Peu de données économiques existent, car les arbres mettent du temps à maturité. Les études (ex. : projets SAFE, Agforward) montrent que la rentabilité dépend non seulement du bois d’œuvre, mais aussi des services écosystémiques et des aides PAC.
Si les quelques références obtenues dans des systèmes monospécifiques relativement denses offrent un premier aperçu, l’ensemble des travaux soulignent la variabilité des performances de ces systèmes en fonction de leur agencement spatial, de facteurs agronomiques et du
temps. Des efforts de recherche sont donc à fournir pour permettre une meilleure compréhension du fonctionnement des SAF céréaliers, de leurs performances agronomiques et technico-économiques, de manière à proposer aux agriculteurs et conseillers des pistes d’amélioration pour leur conception et leur gestion dans le temps. Dans le cadre du projet GRACULA, ces références seront d’autant plus précieuses qu’elles seront acquises sur des SAF relativement âgés.
Ce projet a pour finalité d’améliorer les connaissances sur les interactions entre arbres et cultures céréalières en système
agroforestier (SAF) intraparcellaire, à partir d’un réseau de parcelles âgées, dans le but mettre au point des itinéraires de gestion et de valorisation performants et de guider la conception de nouveaux systèmes. Le projet est articulé autour de plusieurs objectifs principaux :
- Évaluer et spatialiser les effets des arbres intraparcellaires sur le microclimat des parcelles, les cycles biogéochimiques du carbone et de l’azote, ainsi que l’activité biologique des sols, et leurs conséquences sur la fertilité du système.

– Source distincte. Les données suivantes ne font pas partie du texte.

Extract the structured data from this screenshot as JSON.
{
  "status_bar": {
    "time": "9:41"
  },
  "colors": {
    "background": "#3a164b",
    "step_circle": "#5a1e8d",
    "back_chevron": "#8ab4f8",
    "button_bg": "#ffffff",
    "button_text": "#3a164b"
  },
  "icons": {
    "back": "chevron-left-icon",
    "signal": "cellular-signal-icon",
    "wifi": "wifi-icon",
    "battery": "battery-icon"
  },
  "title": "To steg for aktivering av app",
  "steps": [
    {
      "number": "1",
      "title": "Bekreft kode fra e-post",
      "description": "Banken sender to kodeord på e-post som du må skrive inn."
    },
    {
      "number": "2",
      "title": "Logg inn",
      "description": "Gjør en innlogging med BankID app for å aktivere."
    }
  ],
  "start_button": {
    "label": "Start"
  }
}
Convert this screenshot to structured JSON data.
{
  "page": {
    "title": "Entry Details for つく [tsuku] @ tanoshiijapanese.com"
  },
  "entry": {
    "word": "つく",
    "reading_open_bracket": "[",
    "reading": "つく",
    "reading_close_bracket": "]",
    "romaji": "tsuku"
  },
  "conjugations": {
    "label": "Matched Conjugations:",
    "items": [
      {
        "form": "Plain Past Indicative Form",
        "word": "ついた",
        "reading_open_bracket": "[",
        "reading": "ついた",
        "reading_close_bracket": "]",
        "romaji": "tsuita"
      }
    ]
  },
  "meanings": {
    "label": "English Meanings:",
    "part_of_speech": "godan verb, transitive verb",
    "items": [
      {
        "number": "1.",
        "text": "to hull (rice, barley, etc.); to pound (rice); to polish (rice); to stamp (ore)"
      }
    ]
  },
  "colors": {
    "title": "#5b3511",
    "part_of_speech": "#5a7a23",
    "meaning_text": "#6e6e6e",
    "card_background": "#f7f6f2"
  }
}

- évaluer les performances agronomiques des cultures céréalières en parcelles agroforestières,
- produire des références des performances technico-économiques des parcelles étudiées,
- favoriser le développement de ces systèmes à travers des actions de sensibilisation et de diffusion des résultats et
des séquences de formation à destination de l’enseignement agricole et des partenaires professionnels.